Читаем Nature's Evil полностью

Without having any data, Hume produced a pioneering theory of demand-side modernisation, as it would be called nowadays. ‘The ages of refinement are both the happiest and most virtuous,’ he wrote. Refinement comes from industry, knowledge and civility. It leads to progress and happiness. It depends on certain commodities that bring ‘innocent gratifications’, and not so much on supply but on demand for these commodities. ‘In a nation, where there is no demand for such superfluities, men sink into indolence.’ In contrast, ‘encrease and consumption of all the commodities which serve to the ornament and pleasure of life, are advantageous to society.’ 14 Hume uses these ambiguous terms, ‘commodities’ and ‘luxury’, interchangeably; he also gives the same meaning to ‘delicacies and luxuries’. It is wrong to understand these commodities in line with a traditional idea of luxury, such as particularly expensive items of art or furniture. Clearly, Hume is interested in the conversion of luxury goods into items of mass consumption which form ‘a kind of storehouse of labour’ – drugs on the one hand, textiles on the other. When demand for these commodities meets supply, which happens only in a refined and industrious country, people reveal their public virtues. ‘Particular clubs and societies are everywhere formed. Both sexes meet in an easy and sociable manner; and the tempers of men, as well as their behaviour, refine apace.’ 15

In the revolutionary year of 1793, the English philosopher Jeremy Bentham subjected these ideas to a radical re-evaluation. Bentham’s utilitarianism developed in a direct polemic with mercantilism: the purpose of the state was not to accumulate gold in its coffers but to promote the utility or well-being of its citizens, which Bentham defined as the difference between the sum of their pleasures and the sum of their sufferings. Pleasure is not a natural constant but is formed by habit, and its total sum can grow infinitely. Like Montesquieu’s ‘sweet commerce’, Bentham’s ‘principle of utility’ belonged to the age of sugar, when trade unexpectedly turned into a promise of peace, and pleasure into the central concept of political philosophy. Bentham noted with surprise that even the richest men of the ancient world didn’t know sugar, but for his contemporaries it was quotidian. Calling upon the French revolutionary Convention Nationale to emancipate the sugar colonies in the West Indies, Bentham developed a sound theory of monopoly. ‘Monopoly produces mischief without remedy.’ 16 It increases prices and amplifies their fluctuations; it reduces the number of traders and impoverishes or enslaves the workers. Affirming a role for pleasure and presenting its maximisation as the duty of the state, the utilitarian philosophy of Bentham articulated the very essence of an empire whose crowning glory was the sugar islands.

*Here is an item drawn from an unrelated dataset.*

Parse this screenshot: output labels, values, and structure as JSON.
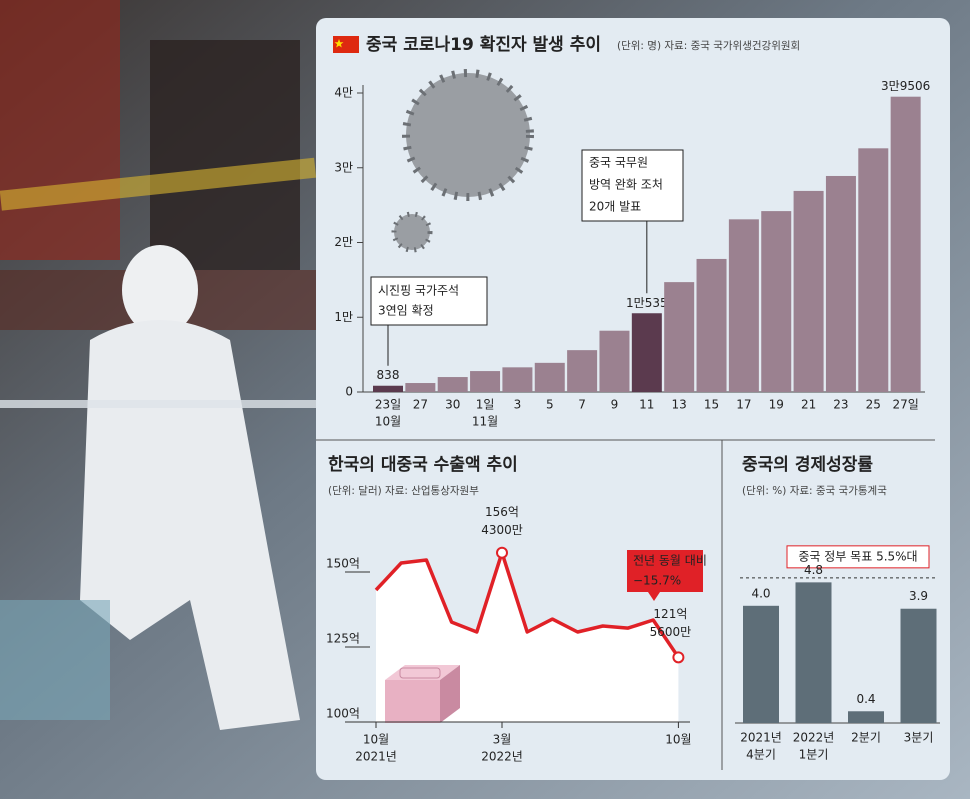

Bentham is one of the most quoted philosophers from the classical age. He was first rediscovered by Michel Foucault, who presented Bentham’s Panopticon as a universal image of power. 17 Foucault did not address the anti-imperial overtones of this imagery. In fact, Bentham invented the Panopticon while he was living and working in a colony of the Russian Empire, as a secretary of Prince Potemkin in Krichev, in modern-day Belarus. Later, he spent decades trying to build his utopian Panopticon in England. In his article ‘Panopticon versus New South Wales’, Bentham explained the benefits of organising an internal panoptical colony rather than transporting convicts to Australia. Closer to our time, the distinguished Australian philosopher Peter Singer proposed utilitarianism as the foundation of moral philosophy. In contrast to sceptical Hume, Bentham believed that the ‘felicific calculus’ was capable of infinite growth. A good government had a duty to maximise the sum of pleasures, and this is what is called progress. But this utilitarian progress means the total sum of man’s addictions, which expands at nature’s expense. Perhaps this calculus needs broadening. It should also take into account the experiences of nature – her pleasures and sufferings, elements of growth and destruction. This comprehensive calculus would enable the mutual recognition of man and nature, though their relations are not symmetrical: in this couple, man is uniquely susceptible to addiction.